Paid Vacation and Sick Days
Generally, you are given an allotted amount of days based on seniority. These days may accrue and you may carry them over into the following year. The important thing to remember is that your company should receive reimbursement for any unused time off when you leave.
Unfortunately, pensions are offered by fewer and fewer employers. If you’re lucky enough to get one, great! A pension is a valuable source of income for retirement and you don’t have to do all the investment work as you do in a 401(k). Keep in mind that you may have to stay with your company for a certain amount of years to maximize the amount you receive – or to get any of it at all.
Your employer may offer stock options, which allows you to purchase stock in your company at a set price. There may be a waiting period as to when you are fully vested and when you can sell the stock. The benefit is to purchase the stock options at a lower price and then sell them at a higher price. This can give your retirement savings a boost. However, you should avoid concentrating all or a major portion of your retirement savings in company stock. After all, you don’t want to put all your eggs in one basket.

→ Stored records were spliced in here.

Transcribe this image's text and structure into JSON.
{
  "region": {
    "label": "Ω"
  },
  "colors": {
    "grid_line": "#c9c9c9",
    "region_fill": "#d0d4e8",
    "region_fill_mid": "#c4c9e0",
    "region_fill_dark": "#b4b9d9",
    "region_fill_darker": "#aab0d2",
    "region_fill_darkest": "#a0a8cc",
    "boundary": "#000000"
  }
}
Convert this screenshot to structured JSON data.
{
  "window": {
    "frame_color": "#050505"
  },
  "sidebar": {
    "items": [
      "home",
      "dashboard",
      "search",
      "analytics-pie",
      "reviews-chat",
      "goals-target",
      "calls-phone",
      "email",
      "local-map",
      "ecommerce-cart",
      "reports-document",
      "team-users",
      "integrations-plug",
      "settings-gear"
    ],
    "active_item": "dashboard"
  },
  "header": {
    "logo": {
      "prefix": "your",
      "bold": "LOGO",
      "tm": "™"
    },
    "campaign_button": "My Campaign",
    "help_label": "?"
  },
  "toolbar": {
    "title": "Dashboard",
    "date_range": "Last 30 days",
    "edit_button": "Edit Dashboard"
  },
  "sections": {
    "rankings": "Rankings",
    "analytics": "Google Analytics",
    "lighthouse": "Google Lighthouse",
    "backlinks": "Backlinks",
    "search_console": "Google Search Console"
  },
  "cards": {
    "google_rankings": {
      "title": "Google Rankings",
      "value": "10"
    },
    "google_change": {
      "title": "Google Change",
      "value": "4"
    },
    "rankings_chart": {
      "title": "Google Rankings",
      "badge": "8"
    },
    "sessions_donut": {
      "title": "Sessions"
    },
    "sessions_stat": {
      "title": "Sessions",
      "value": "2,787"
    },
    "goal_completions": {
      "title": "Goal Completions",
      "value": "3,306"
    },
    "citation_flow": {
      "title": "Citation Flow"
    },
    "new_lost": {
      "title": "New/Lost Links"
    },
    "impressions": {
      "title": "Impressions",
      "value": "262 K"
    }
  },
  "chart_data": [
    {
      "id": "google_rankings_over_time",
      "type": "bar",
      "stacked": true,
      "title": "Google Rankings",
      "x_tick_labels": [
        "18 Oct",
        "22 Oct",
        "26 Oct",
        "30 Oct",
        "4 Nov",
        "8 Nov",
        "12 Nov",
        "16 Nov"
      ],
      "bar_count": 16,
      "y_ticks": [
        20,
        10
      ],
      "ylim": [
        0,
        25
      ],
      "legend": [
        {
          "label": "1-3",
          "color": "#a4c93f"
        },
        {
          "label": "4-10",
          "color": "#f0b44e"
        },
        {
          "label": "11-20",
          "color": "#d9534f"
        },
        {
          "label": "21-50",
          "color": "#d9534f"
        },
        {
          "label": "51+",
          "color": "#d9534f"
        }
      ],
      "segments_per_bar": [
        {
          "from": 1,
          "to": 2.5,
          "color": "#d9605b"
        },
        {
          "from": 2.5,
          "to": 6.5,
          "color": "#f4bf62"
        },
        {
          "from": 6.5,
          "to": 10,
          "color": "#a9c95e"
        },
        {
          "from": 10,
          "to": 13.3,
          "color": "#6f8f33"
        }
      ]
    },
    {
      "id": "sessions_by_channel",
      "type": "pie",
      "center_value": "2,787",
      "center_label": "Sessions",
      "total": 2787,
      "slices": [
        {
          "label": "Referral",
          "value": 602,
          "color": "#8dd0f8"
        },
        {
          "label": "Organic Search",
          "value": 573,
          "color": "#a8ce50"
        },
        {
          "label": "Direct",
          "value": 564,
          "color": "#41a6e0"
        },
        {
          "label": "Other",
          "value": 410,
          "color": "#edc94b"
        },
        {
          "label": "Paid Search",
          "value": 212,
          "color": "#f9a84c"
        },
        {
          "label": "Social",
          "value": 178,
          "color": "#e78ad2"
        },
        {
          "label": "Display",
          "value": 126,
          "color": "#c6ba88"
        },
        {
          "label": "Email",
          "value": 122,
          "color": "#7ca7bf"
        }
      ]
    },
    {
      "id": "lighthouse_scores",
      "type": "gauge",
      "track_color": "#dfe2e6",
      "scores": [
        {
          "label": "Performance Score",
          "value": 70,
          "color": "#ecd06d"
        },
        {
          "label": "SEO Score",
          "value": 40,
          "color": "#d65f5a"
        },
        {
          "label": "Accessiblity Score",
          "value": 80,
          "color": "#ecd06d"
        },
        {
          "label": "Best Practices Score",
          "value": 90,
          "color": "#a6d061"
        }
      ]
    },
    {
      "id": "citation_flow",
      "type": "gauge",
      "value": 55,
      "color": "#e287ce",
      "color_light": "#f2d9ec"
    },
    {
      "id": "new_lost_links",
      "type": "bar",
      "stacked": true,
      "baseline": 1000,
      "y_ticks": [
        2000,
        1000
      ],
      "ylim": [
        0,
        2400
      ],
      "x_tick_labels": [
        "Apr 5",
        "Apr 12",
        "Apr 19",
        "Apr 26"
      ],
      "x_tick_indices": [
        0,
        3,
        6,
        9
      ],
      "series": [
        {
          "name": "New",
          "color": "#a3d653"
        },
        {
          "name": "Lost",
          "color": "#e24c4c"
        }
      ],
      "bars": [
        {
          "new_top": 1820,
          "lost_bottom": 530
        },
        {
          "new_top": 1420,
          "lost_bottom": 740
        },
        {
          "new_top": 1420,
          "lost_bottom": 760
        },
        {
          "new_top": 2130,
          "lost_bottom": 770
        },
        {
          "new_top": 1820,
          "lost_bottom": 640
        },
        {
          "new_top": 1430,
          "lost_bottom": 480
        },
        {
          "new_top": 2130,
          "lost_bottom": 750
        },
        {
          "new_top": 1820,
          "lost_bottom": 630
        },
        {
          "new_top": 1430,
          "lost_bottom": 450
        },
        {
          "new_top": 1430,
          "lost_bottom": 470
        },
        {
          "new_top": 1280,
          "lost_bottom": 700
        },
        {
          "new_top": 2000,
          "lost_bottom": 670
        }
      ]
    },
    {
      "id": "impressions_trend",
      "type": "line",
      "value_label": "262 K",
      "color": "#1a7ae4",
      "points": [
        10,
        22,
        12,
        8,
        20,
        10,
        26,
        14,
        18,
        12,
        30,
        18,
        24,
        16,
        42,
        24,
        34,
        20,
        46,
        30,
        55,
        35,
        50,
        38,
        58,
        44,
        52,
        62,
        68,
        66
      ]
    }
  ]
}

Your Previous Employee Benefits
When you leave an employer, don’t leave any benefits behind. Find out what you need to do with your previous employee benefits. For example, do you need to roll over your 401(k) to an IRA? Do you have money saved in an FSA or HSA that you’re entitled to? What about a pension plan?
Employee benefits can vary widely from employer to employer. Your company may offer other benefits options than you don’t find here. Dedicate time to understanding your benefits on day one so you can make the right choices for the future. Work with your human resources department or benefits administrator to find out more information about what they offer. It’s important to make sure to update your choices as your needs change.
Finally, most employees don’t receive all these benefits, so consider talking to a financial adviser about the steps you can take to meet any financial or insurance needs and improve your financial security.